Идти, значит, надо в Малиевку. А уже ночь.
«Не ходи, ох, не ходи, Ваня! – уговаривает атамана какая-то женщина, а кто – не угадывает: не жена, не мать, не Ксюшка-любушка. – Не ходи, миленький, не клади под топор спобедную свою головушку…» – «Как же не иттить, дура? – отмахивается атаман. – Раз бумага с печатью – не миновать иттить. Солдату ослушаться приказа никак не можно. Пойду!»
И пошел.
Только мельницу-ветрянку миновал за селом – закурило. Мгла покрыла степь. Дорога пропала. Редко-редко где ветром поваленная вешка или черные комья лошадьего помета. Страшней всякого суда в этакую пургу блукать по степи.
Версты три отошел. Ветер воет, буран шуршит, свое дыхание делается жарко, тяжко.
Вдруг слышит – в стороне от дороги, недалечко – чак! чак! – косарь косу точит. Ночью? В буран? Что за черт! Ему бы не прислушиваться, идти себе, а он свернул с дороги, пошел на косаря… Десяти шагов не шагнул – вот он… Маты пречиста! Братан! Тимоха! А велик, а страшон!..
– А-а! – громом прогремел. – Пожаловал, с-сукин сын!
Масштаб не позволяет
В страхе проснулся.
За окнами вороньё галдело – к оттепели. В сенях, в каморке, тренькала балалайка: Панас. Он теперь вместо Погостина в кучерах находился при атамане. Работенка – не бей лежачего, раздобыл балалайку, баловался, тренькал:
Грыцю, Грыцю, молотыты!
Грыць нэздужае робыты…
Надоел.
Цыкнул сердито:
– Та заткнись ты, хай тоби…
Замолчал Панас. Обиделся. «Верно, – подумал, – Степан казав – господа…»
Туча тучей ходил Распопов. Что ж, радоваться было нечему. Со вчерашнего дня наглядно понял, в какую кугу залез.
Наглядность произошла от карты Российской империи.
Зачем-то большую школьную карту приволок Валентин.

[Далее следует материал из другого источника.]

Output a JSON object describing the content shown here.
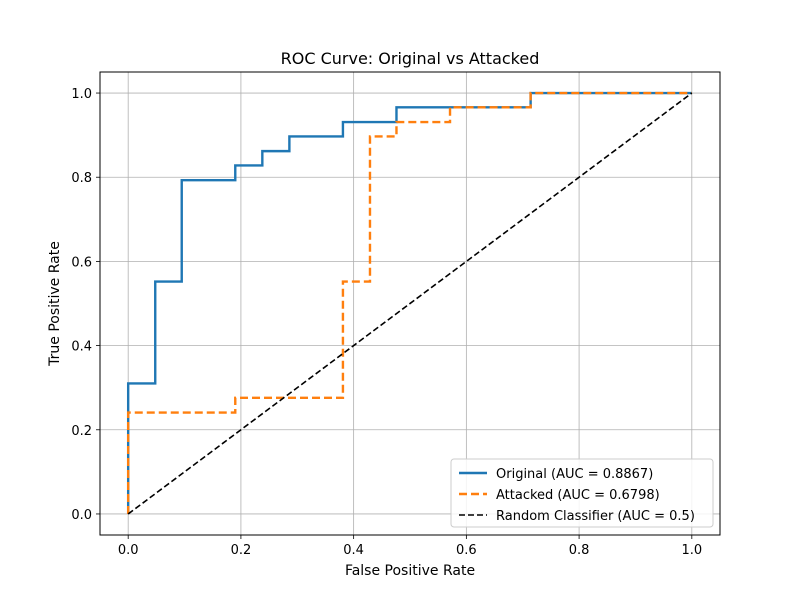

– Вот, – сказал, прибивая к стене сапожными шпильками трехаршинную, наклеенную на полотно карту, – вот, голуба, Иван Палыч, карта. Тут тебе вся Россия и даже кой-чего из других заграничных земель прихвачено. А вот – Крутогорск… – потыкал пальцем в крохотный кружочек. – Тут где-то, значит, и мы с тобой… Вот тут, по всей вероятности.
Иван глянул, куда показывал Валентин. Прочел: Крутогорск. Чуток пониже – Зареченск.
– А Комариха дэ? Дэ Малиевка?
– Тю! Комариха… Чего захотел! Масштаб не позволяет.
Осерчал Распопов на карту.
– Так на якого ж биса вона здалась!
– Ну… все ж таки – штаб. Как же штабу без карты?
Закрутил усики в колечки, пошел на село баб щупать.
Нехорошее словцо кинул ему вслед атаман и принялся разглядывать карту. Велика, необхватна простиралась Россия. Моря. Горы – кавказские, уральские, алтайские. Леса. Реки… А городов!
Сотни. А может, и тысячи.
И лишь Комарихи не было: масштаб не позволял.
«Куда ж мы, к чертовой матери, полезли!» – с тоской подумал атаман.
Мысли навалились – одна другой чернее.
Ах, обидно…
Первое – что таяла повстанческая армия.
Таяла.
Как грязный ноздреватый мартовский снег под весенним солнышком. Как воск от огня.
Сделали свое дело окаянные разноцветные бумажки, рассыпанные аэропланом. Сладкие речи листовок нашли отзвук в сердцах многих и многих мужиков. Погостин первой ласточкой был, за ним и другие подались до родной хаты.